Both deputies Liam McKenna and Gary Collins have now gone public on how they will attempt to alter the official proposals, with ideas including a referendum, a new States committee to look at the issues of taxation and public spending again from scratch, a motion to delay any discussion for a couple of years to allow for improvements at the income tax department, and even threats of a motion of no confidence in P&R if it loses the debate later this month.
Deputy Lindsay de Sausmarez said she was not impressed.
‘I don’t think we can afford to delay any further. We have got an economy that needs certainty and investment. We have got a housing crisis which needs us to be able to invest in new housing stock. We’ve got people struggling under a cost-of-living crisis, and I don’t want to spend this political term, like previous political terms, just going around in circles.’
Nor is the P&R president sympathetic to the argument that any introduction of GST should wait until the well-documented issues at the Revenue Service have been resolved. She claimed that a new consumption tax would be much easier to administer than either Income Tax or Social Security contributions and that it was a key part of the proposed reforms.
‘We really have to think about why GST is part of this package. It is the mechanism by which we can raise the money from corporates, from visitors, from the wealthier residents in the island, to provide a significant tax cut to people on average and lower incomes who could really do with a bit of help with dealing with the cost-of-living at the moment.’
She said of Deputy Collins’ idea about a new ‘Appropriations Committee’ that looking at every other possibility to raise revenue and reduce spending was worthy, but the work had already been done.
‘We have spent the first year in this Assembly turning over every stone. We have been very thorough. We set up the tax review sub-committee, and of course we engaged comprehensively with industry bodies, with interest groups, with community organisations, and with political colleagues.’
But one of those colleagues, Deputy Collins, does not agree with that assessment.
‘What I’m saying to P&R is thanks for doing all of that homework for the last year but unfortunately it’s a D minus. And I feel for P&R when I talk to the members of how much we’ve put on them. In 2016, I was part of the States that said we’re going to take the finance part of the States and the policy part of the States and put them together, and tell five members to get on with it.

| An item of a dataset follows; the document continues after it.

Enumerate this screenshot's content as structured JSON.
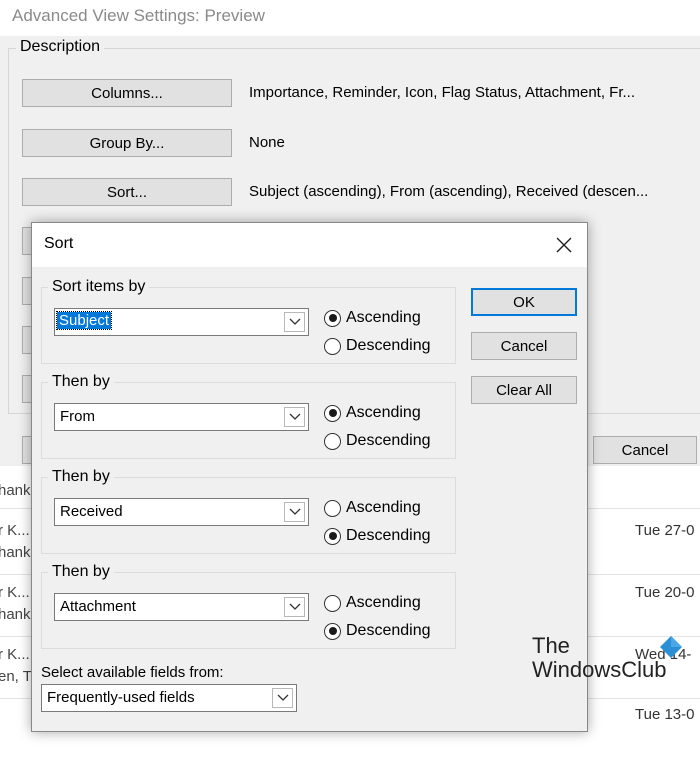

‘When you look at the amount they have to do, no wonder they’ve not had time to really go into the depth of really everything that the public expected.’
Deputy Collins said he believed that P&R has been set up to fail, and so would be unlikely to back any kind of motion of no confidence.
‘I’m saying, look guys, you’ve already got a busy day job. So we’re going to give it to another bunch of deputies, with officials, to go away and do that and come back.’
While they do not form part of his amendment, Deputy Collins also has some very radical ideas which he would like his proposed new committee to consider, including scrapping Income Tax and Social Security contributions and replacing them with an Employment Tax instead.
That tax would all be collected through the ETI system, with personal income tax returns no longer required, something he claims would save tens of millions of pounds in administration, and it would also mean that pension income and bank interest were no longer taxed.
The same would be true for rental income, but instead the deputy wants private landlords to pay a levy of £2,000 a year per unit of accommodation they let, which he estimated would raise £14m. a year. He also wants to double the tax on real property and increase the Employment Tax allowance to more than £20,000.
Deputy Collins accepted that some people might consider he was thinking the unthinkable.
‘I totally get that this is radical. I’m not saying it isn’t radical, but on the other hand, when you start breaking down and looking at it, there are mitigations. You could also say, is it time that if pensioners aren’t paying tax any more, should they be getting free prescriptions any more, or £12 when they go to the doctor, would they still need it?
‘There are small things to readjust that balance. And if you do the numbers, the package I am proposing would actually bring in that extra £43m. that P&R are trying to get.’